Structure–property relationships of the thermal gelation of partially hydrolyzed polyacrylamide/polyethylenimine mixtures in a semidilute regime

Abstract

In this work, the structure–property relationships of the thermal gelation of partially hydrolyzed polyacrylamide (PHPA) and polyethylenimine (PEI) mixtures were investigated under realistic conditions of temperature (80 °C) and salinity (total dissolved solids = 3.4 g/l) of the Algerian reservoir (Tin Fouye Tabankort) prior to a conformance control application. The reactants were characterized with regard to their hydrolysis degree or branching degree using 13C-nuclear magnetic resonance, and viscosity–average molecular weights ($$ \bar{M}_{\text{v}} $$) were estimated using the Mark–Houwink equation and intrinsic viscosities measurements.

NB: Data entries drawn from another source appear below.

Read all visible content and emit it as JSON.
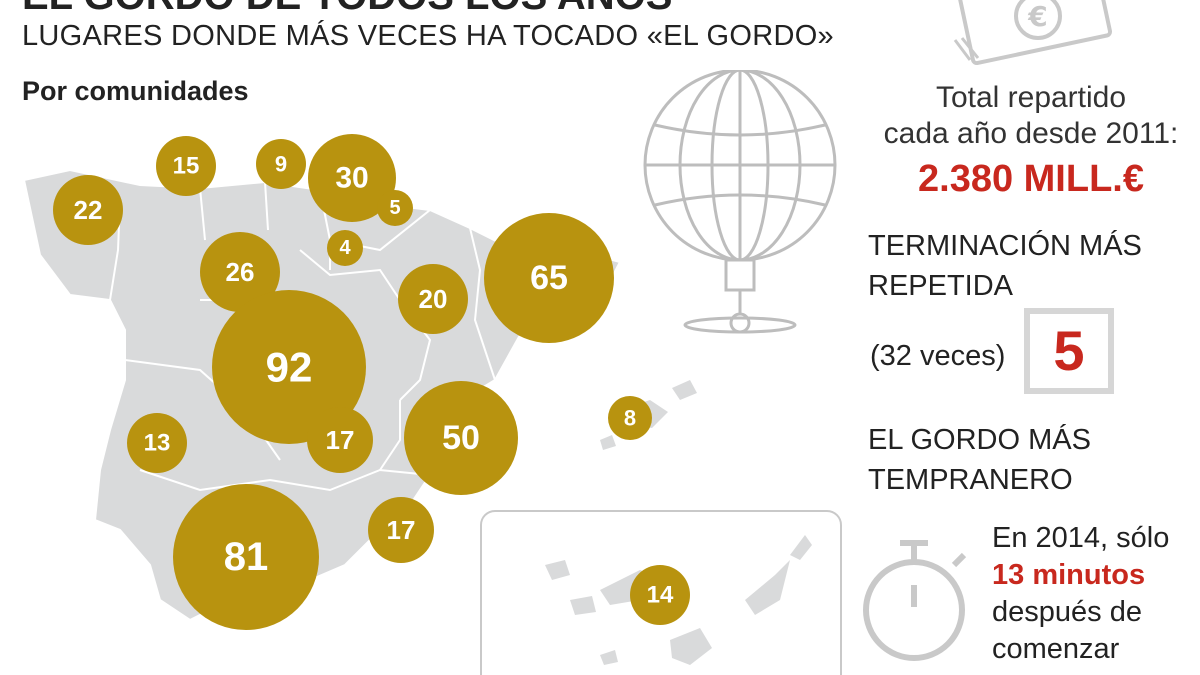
{
  "header": {
    "title": "EL GORDO DE TODOS LOS AÑOS",
    "subtitle": "LUGARES DONDE MÁS VECES HA TOCADO «EL GORDO»",
    "section": "Por comunidades"
  },
  "map": {
    "bubble_color": "#b8930f",
    "land_color": "#d9dadb",
    "bubbles": [
      {
        "region": "Galicia",
        "value": "22"
      },
      {
        "region": "Asturias",
        "value": "15"
      },
      {
        "region": "Cantabria",
        "value": "9"
      },
      {
        "region": "País Vasco",
        "value": "30"
      },
      {
        "region": "Navarra",
        "value": "5"
      },
      {
        "region": "La Rioja",
        "value": "4"
      },
      {
        "region": "Castilla y León",
        "value": "26"
      },
      {
        "region": "Aragón",
        "value": "20"
      },
      {
        "region": "Cataluña",
        "value": "65"
      },
      {
        "region": "Madrid",
        "value": "92"
      },
      {
        "region": "Castilla-La Mancha",
        "value": "17"
      },
      {
        "region": "Extremadura",
        "value": "13"
      },
      {
        "region": "Comunidad Valenciana",
        "value": "50"
      },
      {
        "region": "Baleares",
        "value": "8"
      },
      {
        "region": "Murcia",
        "value": "17"
      },
      {
        "region": "Andalucía",
        "value": "81"
      },
      {
        "region": "Canarias",
        "value": "14"
      }
    ]
  },
  "stats": {
    "total_label_line1": "Total repartido",
    "total_label_line2": "cada año desde 2011:",
    "total_value": "2.380 MILL.€",
    "ending_label_line1": "TERMINACIÓN MÁS",
    "ending_label_line2": "REPETIDA",
    "ending_times": "(32 veces)",
    "ending_digit": "5",
    "earliest_label_line1": "EL GORDO MÁS",
    "earliest_label_line2": "TEMPRANERO",
    "earliest_line1": "En 2014, sólo",
    "earliest_highlight": "13 minutos",
    "earliest_line3": "después de",
    "earliest_line4": "comenzar"
  },
  "colors": {
    "accent_red": "#c8281e",
    "gold": "#b8930f",
    "grey_icon": "#c9c9c9"
  },
  "icons": [
    "money-bills-icon",
    "lottery-drum-icon",
    "stopwatch-icon"
  ]
}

The polymers had molecular weights that varied from 5 to 10 × 106 g/mol for PHPAs with initial hydrolysis degrees between 6 and 20 mol%, while the molecular weights of the PEI were between 2 and 67 × 104 g/mol with a constant branching degree of 57–59. Consequently, the effect of steady shear on the gelation time was investigated followed by the effect of reactant concentrations, the polymer and cross-linker molecular weights, the polymer’s hydrolysis degree, the temperature and the initial pH. All experiments were conducted in a semidilute concentration regime while maintaining practical initial gelant viscosities. As a result, the gelation time was found to decrease with reactant concentrations, molecular weights and temperature (Ea = 62 kJ/mol) and to increase with hydrolysis degree.